Distributing Security without Adversely Impacting Performance is key to Adoption

While it is currently possible to distribute security rules to the server networking datapath, applying many rules to each packet in real time creates a drag on server performance, and this has limited the adoption of this approach to date. In 2017, new technologies that accelerate the computation of security rules in the server will be available and ready for primetime. One example would be to have some type of look-aside accelerator, such as an FPGA in the server, which could partially offload some portions of the security rules processing. Another example would be to use SmartNIC technology, where the computation of the security rules is done in-line on the network interface card as the packets enter and exit the server. This approach has the added advantage of completely offloading the server from any security processing, as well as having the ability to offload other functions such as virtual switching at the same time.
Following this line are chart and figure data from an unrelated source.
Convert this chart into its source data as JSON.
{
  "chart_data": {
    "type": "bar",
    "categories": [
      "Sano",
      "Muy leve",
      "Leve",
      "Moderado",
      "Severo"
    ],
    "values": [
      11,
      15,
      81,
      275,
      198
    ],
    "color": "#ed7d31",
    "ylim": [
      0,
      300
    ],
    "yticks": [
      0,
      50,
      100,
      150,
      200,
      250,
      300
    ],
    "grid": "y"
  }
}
As these offload technologies proliferate in 2017, data center architects will be able to move to distributed security enforcement right next to virtual machines and containers, while not sacrificing server efficiency and performance, which will in turn lead to accelerated adoption.

Workload Agility must be Maintained

While we have noted that acceleration and offload of security processing will be a key enabler for the adoption of distributed security architectures in 2017, this cannot come at the expense of limited workload agility. Being able to quickly and easily create, destroy, and migrate workloads is critical to realizing the efficiencies of cloud-based networking. Modern cloud data center architectures typically rely on SDN mechanisms for management and orchestration workloads, often leveraging open source environments such as OpenStack for this purpose. As a rule, any acceleration and offload technology for security processing must work seamlessly with and support the full range of functionality of common management and orchestration mechanisms. Ideally, the network operator would not even know that an offload mechanism has been employed, just that the network runs faster, and application workloads are not being starved for data. The offload and acceleration technologies that will be most successful in 2017 will be the ones that best satisfy these requirements.
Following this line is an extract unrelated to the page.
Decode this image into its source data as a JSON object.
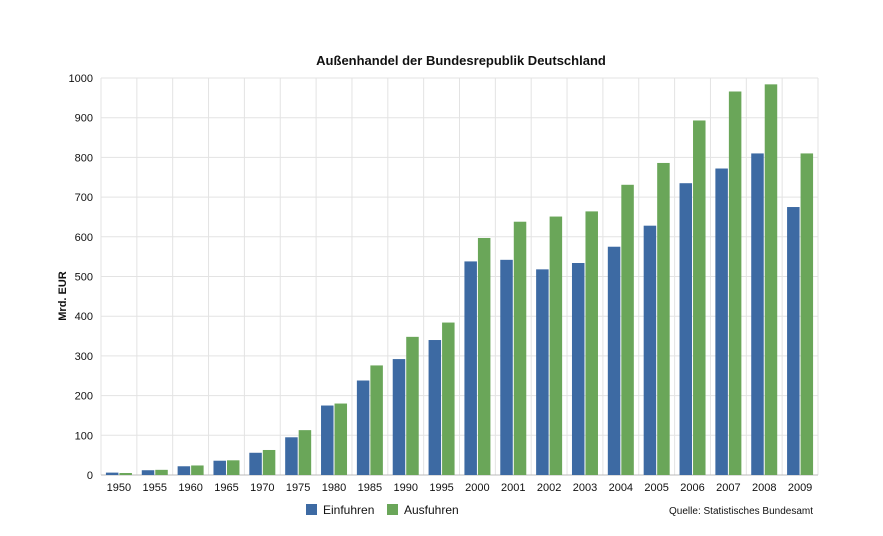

Ease of Use and Operational Efficiency are Critical

Successful solutions in 2017 that enable distributed stateful security architectures to be practically deployed must be easy to install and use. Customers will tend to reject solutions that are not aligned with the open source ecosystem, require custom drivers and software, or are cumbersome to deploy. Solutions that require a great deal of workload-specific hardware and software configuration will be at a disadvantage to solutions that can handle a wide range of workloads with a common hardware and software configuration. The latter types of solutions will enable data center architects to build upon homogeneous server hardware and software infrastructure with little or no restrictions on workload mobility and placement, thus leading to significant simplification of overall operational complexity.

Conclusion

2017 will be an exciting year as data center operators start to practically realize the benefits of distributed stateful security and the benefits and cost savings of implementing firewall functions that are tightly coupled to the target workloads. This particular use case will be an area where server-based security acceleration and offload approaches will begin to proliferate as a necessary enabling technology. While multiple vendors will likely be bringing solutions to market, the solutions that maintain maximum flexibility and ease-of-use will be the ones that gain the most traction.